Currently we are releasing features multiple times per week. And with this, it showed us a lot of value. Developers feel more responsible for their code and will actually check logs during startup of the application and when something strange is in there, it will be fixed faster. Also bugs in the application are fixed faster and put into production as soon as possible.
At the beginning of this article I emphasised that we do it for the end-user. So how do we know that he is using the new feature and does he really appreciate the work we do? You should measure it… this is something we are not doing (enough) yet. But it will come. We do see however that the end-user is happy. We see it for instance in the reviews of our native iOS and Android apps. Every now and then there is some feedback that something is not working properly. This results in a negative rating. We can then act upon it and fix the issue and put it within a couple of hours to production. The feedback we get then, is that people are surprised that it is fixed that fast and the rating is changed into a positive one. End-user happy, developers happy and business happy.
What has changed?
- We deploy during the day, when all developers are present.
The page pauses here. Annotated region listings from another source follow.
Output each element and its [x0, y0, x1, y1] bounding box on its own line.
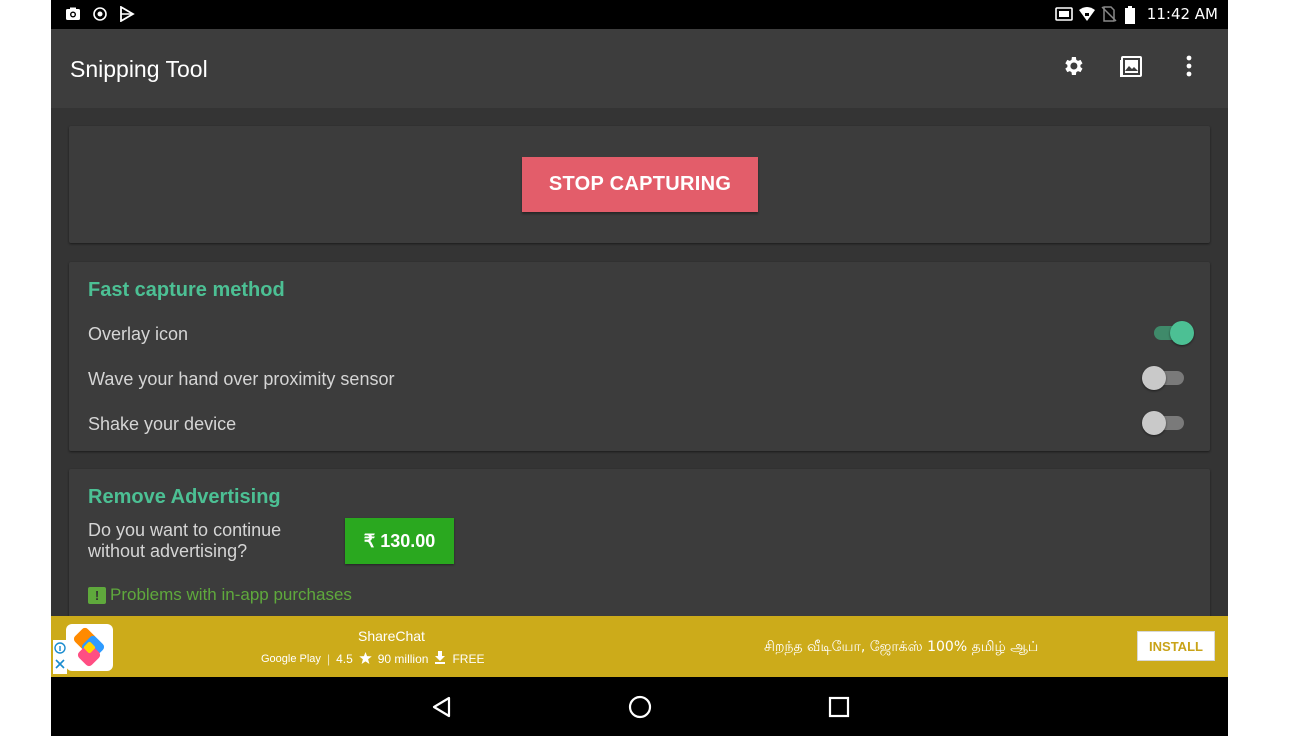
home-button[interactable] [627, 694, 653, 720]
nav-bar [51, 677, 1228, 736]
toggle-thumb [1142, 366, 1166, 390]
ad-rating: 4.5 [336, 652, 353, 666]
app-bar: Snipping Tool [51, 29, 1228, 108]
wifi-icon [1078, 6, 1095, 22]
option-label-shake: Shake your device [88, 414, 237, 434]
ad-meta: Google Play | 4.5 90 million FREE [261, 651, 484, 667]
ad-store: Google Play [261, 653, 321, 665]
buy-remove-ads-button[interactable]: ₹ 130.00 [345, 518, 454, 564]
question-line-2: without advertising? [88, 541, 248, 561]
fast-capture-title: Fast capture method [88, 279, 285, 301]
ad-separator: | [326, 652, 331, 666]
iap-problems-link[interactable]: ! Problems with in-app purchases [88, 585, 352, 605]
back-icon [429, 696, 455, 724]
adchoices-icon[interactable] [53, 640, 67, 674]
capture-card: STOP CAPTURING [69, 126, 1210, 243]
question-line-1: Do you want to continue [88, 520, 282, 540]
sharechat-logo[interactable] [66, 624, 113, 671]
play-store-icon [119, 5, 135, 23]
home-icon [627, 695, 653, 724]
settings-icon [1061, 54, 1085, 83]
remove-ads-title: Remove Advertising [88, 486, 281, 508]
toggle-thumb [1170, 321, 1194, 345]
shake-device-toggle[interactable] [1142, 409, 1186, 435]
fast-capture-card: Fast capture method Overlay icon Wave yo… [69, 262, 1210, 451]
cast-icon [1054, 6, 1073, 22]
ad-banner[interactable]: ShareChat Google Play | 4.5 90 million F… [51, 616, 1228, 677]
gallery-icon [1119, 54, 1143, 83]
recents-icon [826, 696, 852, 724]
recents-button[interactable] [826, 694, 852, 720]
more-options-button[interactable] [1174, 53, 1204, 83]
iap-problems-text: Problems with in-app purchases [110, 585, 352, 604]
ad-downloads: 90 million [377, 652, 429, 666]
status-bar: 11:42 AM [51, 0, 1228, 29]
toggle-thumb [1142, 411, 1166, 435]
app-title: Snipping Tool [70, 56, 208, 82]
content-area[interactable]: STOP CAPTURING Fast capture method Overl… [51, 108, 1228, 616]
download-icon [434, 651, 446, 667]
remove-ads-card: Remove Advertising Do you want to contin… [69, 469, 1210, 616]
camera-icon [65, 6, 81, 22]
option-label-proximity: Wave your hand over proximity sensor [88, 369, 395, 389]
stop-capturing-button[interactable]: STOP CAPTURING [522, 157, 758, 212]
shield-icon [92, 6, 108, 22]
proximity-sensor-toggle[interactable] [1142, 364, 1186, 390]
option-label-overlay: Overlay icon [88, 324, 189, 344]
clock: 11:42 AM [1146, 5, 1218, 23]
remove-ads-question: Do you want to continue without advertis… [88, 520, 281, 562]
overlay-icon-toggle[interactable] [1150, 319, 1194, 345]
star-icon [358, 651, 372, 667]
no-sim-icon [1101, 6, 1117, 22]
battery-icon [1124, 6, 1140, 24]
ad-tagline: சிறந்த வீடியோ, ஜோக்ஸ் 100% தமிழ் ஆப் [764, 639, 1039, 655]
back-button[interactable] [429, 694, 455, 720]
more-vert-icon [1186, 55, 1192, 82]
ad-app-name: ShareChat [358, 628, 425, 644]
ad-price: FREE [452, 652, 485, 666]
feedback-icon: ! [88, 586, 106, 604]
gallery-button[interactable] [1116, 53, 1146, 83]
settings-button[interactable] [1058, 53, 1088, 83]
install-button[interactable]: INSTALL [1137, 631, 1215, 661]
- We deploy from our main branch (so no fixing on release branches and having the chance to undo the fix because it was not on our main branch).
- Developers feel more responsible for the code running in production.
- Developers are more proud of what they built.
- There is no more manual testing done on a staging environment.
- During the demo at the end of the sprint, we try to demo it on production!
In the last two weeks we released the auctioning platform around 11 times to production (not much compared to other big companies, but our team is relatively small). On some days it was done more than once. Only one of the releases caused some downtime… this lasted for around 20 minutes. Then the platform was functioning properly again. Before, we released only once per two weeks.
For the future we want to release even more!